DeVito and his Romancing the Stone castmates Michael Douglas and Kathleen Turner teamed up for the third time in this pitch-black comedy about a wealthy married couple (Douglas and Turner) whose disintegrating marriage becomes a desperate, violent squabble over their shared possessions. Doing double duty as director and co-star, DeVito extended his directorial hot streak (begun with 1987's Throw Momma from the Train), while Douglas and Turner took the love/hate banter they perfected during Stone and Jewel of the Nile and subtracted the love, fueling one of the most entertainingly venomous divorces in cinematic history. As Rob Vaux of the Flipside Movie Emporium put it, "For anyone who ever spent Valentine's Day alone with a bottle of scotch, for anyone who ever watched the love of their life go stomping out the door, for anyone who ever gazed in hatred at the happy couple spooning in public? This is the movie for you."

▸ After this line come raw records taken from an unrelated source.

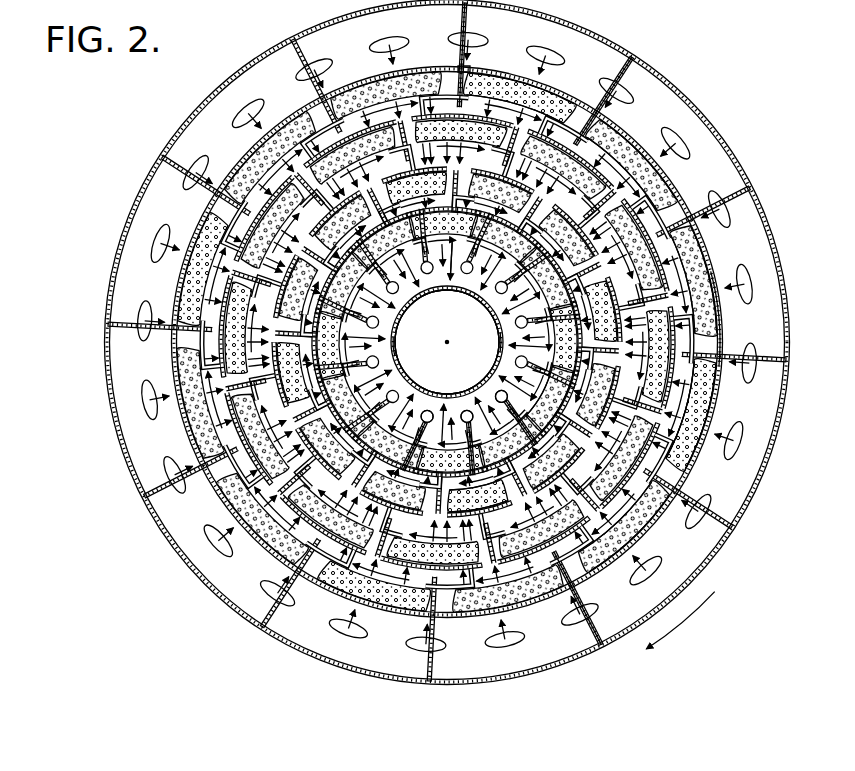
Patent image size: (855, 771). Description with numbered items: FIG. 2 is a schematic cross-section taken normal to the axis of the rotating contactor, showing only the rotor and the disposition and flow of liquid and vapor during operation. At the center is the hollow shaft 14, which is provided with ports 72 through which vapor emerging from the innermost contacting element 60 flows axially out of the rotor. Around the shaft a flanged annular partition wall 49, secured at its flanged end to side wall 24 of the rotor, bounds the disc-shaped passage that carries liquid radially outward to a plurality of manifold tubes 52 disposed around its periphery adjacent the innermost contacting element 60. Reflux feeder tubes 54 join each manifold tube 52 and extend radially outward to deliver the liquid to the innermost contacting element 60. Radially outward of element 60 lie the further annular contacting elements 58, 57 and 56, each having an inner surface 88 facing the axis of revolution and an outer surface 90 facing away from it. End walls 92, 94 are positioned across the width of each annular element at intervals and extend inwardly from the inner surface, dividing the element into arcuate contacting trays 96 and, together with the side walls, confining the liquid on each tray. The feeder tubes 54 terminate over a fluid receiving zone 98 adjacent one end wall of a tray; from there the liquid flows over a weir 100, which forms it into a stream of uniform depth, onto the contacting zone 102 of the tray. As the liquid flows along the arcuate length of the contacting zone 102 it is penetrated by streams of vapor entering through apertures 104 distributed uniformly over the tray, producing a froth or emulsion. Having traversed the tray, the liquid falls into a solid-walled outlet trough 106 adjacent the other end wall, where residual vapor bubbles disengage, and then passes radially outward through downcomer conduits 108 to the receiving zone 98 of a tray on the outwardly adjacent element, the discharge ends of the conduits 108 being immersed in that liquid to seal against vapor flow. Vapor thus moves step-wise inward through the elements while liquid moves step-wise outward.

The shaft 14 is at (396, 343).
The side wall 24 is at (605, 95).
The second partition wall 49 is at (461, 408).
The manifold tubes 52 is at (421, 416).
The reflux feeder tubes 54 is at (464, 425).
The contacting element 56 is at (655, 185).
The contacting element 57 is at (558, 598).
The contacting element 58 is at (480, 505).
The innermost contacting element 60 is at (383, 333).
The ports 72 is at (401, 320).
The inner surface 88 is at (672, 452).
The outer surface 90 is at (647, 522).
The end wall 92 is at (700, 382).
The end wall 94 is at (690, 238).
The arcuate contacting trays 96 is at (718, 316).
The fluid receiving zone 98 is at (512, 345).
The weir 100 is at (515, 418).
The contacting zone 102 is at (548, 385).
The apertures 104 is at (538, 74).
The outlet trough 106 is at (470, 12).
The downcomer conduits 108 is at (480, 50).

John Grisham has seen plenty of his books turned into movies, but in 2004, he told Entertainment Weekly that The Rainmaker was the best. It's easy to understand why: with Francis Ford Coppola behind the cameras and an ace cast that included Matt Damon, Mickey Rourke, Jon Voight, and DeVito, it'd be hard to ask for a more skillfully assembled adaptation of the story of an idealistic young lawyer (Damon) who teams up with a resourceful paralegal (DeVito) to bring down an unscrupulous health insurance company. Although it failed to outgross many of them, it was, as Empire's Ian Nathan argued, "A stronger bet than the previous 35 or however many Grisham movies before it."

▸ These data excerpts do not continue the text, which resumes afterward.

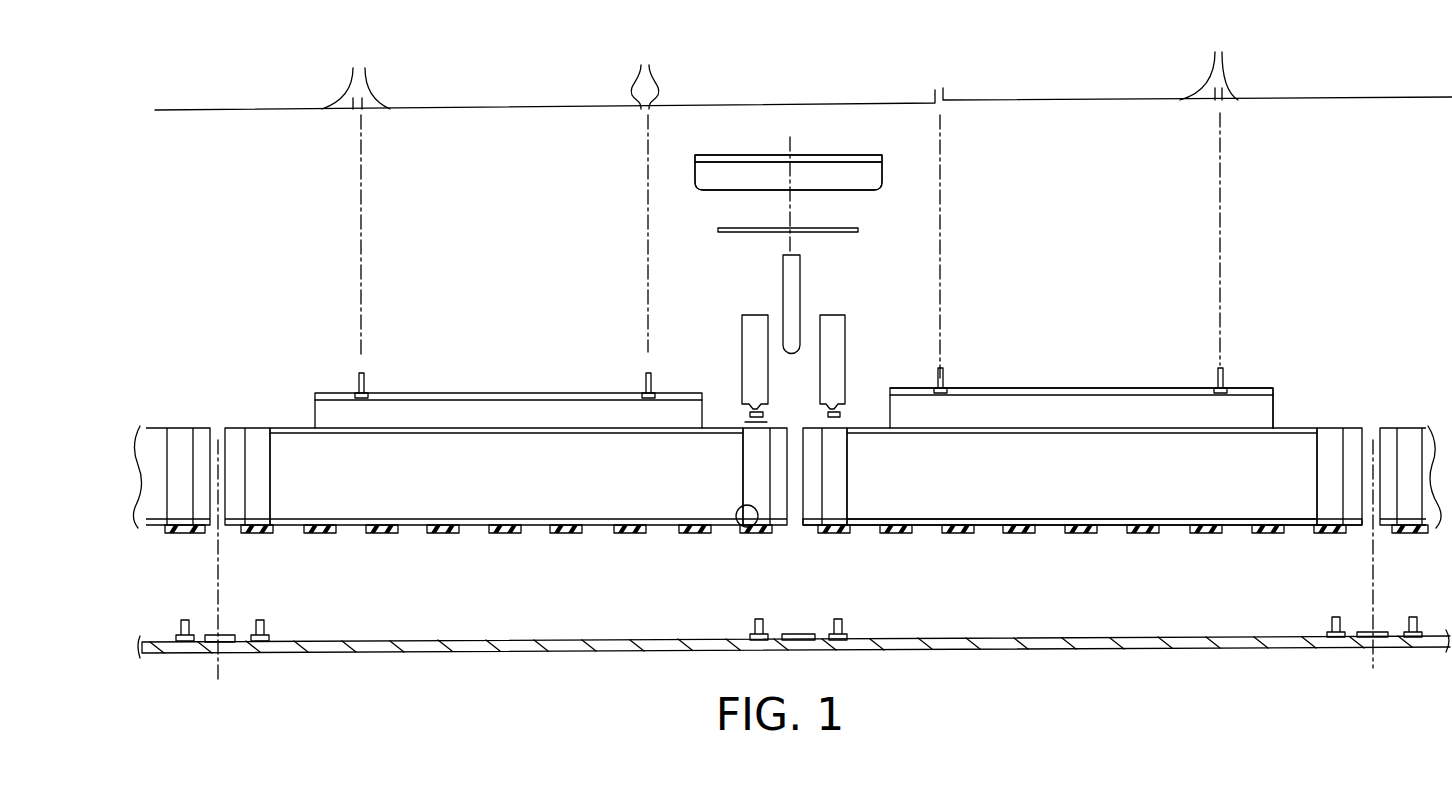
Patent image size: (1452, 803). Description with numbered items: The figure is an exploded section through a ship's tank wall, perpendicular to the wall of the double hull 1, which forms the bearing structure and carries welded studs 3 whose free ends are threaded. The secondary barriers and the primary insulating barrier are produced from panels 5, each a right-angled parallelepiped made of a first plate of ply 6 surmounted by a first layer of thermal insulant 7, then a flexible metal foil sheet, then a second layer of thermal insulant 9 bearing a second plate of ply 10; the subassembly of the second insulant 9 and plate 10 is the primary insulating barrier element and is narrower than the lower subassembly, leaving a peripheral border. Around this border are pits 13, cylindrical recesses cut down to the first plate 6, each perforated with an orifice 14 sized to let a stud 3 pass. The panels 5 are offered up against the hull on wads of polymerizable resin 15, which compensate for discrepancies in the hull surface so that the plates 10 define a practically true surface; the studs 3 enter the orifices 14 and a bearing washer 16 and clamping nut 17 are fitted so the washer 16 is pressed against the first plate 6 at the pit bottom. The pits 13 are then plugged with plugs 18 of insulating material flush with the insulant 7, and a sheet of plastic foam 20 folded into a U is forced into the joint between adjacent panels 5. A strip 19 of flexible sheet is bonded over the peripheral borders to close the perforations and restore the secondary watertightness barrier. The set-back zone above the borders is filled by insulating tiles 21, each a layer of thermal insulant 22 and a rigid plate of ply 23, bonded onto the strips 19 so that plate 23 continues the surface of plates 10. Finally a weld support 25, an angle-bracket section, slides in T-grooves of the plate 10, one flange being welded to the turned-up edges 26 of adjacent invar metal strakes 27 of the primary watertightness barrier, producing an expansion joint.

The wall of the double hull 1 is at (512, 652).
The studs 3 is at (183, 620).
The panel 5 is at (1283, 401).
The first plate of ply 6 is at (1107, 534).
The first layer of thermal insulant 7 is at (528, 497).
The second layer of thermal insulant 9 is at (433, 412).
The second plate of ply 10 is at (517, 396).
The pits 13 is at (262, 498).
The orifice 14 is at (742, 527).
The wads of polymerizable resin 15 is at (392, 534).
The bearing washer 16 is at (842, 418).
The clamping nut 17 is at (748, 418).
The plugs 18 is at (745, 318).
The strip 19 is at (735, 228).
The sheet of plastic foam 20 is at (803, 300).
The insulating tiles 21 is at (697, 187).
The layer of thermal insulant 22 is at (860, 180).
The rigid plate of ply 23 is at (852, 157).
The weld support 25 is at (358, 380).
The turned-up edges 26 is at (644, 72).
The metal strakes 27 is at (780, 64).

Before he was the Lorax, DeVito lent his pipes to Disney's Hercules, appearing as the voice of the pugnacious satyr tasked with toughening up the titular Olympian (Tate Donovan) and assisting him in his quest to prove his worth as a true hero. Crafty and incorrigible, Phil gave DeVito the opportunity to walk away with many of the movie's best lines -- and entertained critics like Kenneth Turan of the Los Angeles Times, who wrote, "Light on its feet and continually amusing, this free-spirited show-biz version of Greek mythology ranks with the best of modern Disney animation."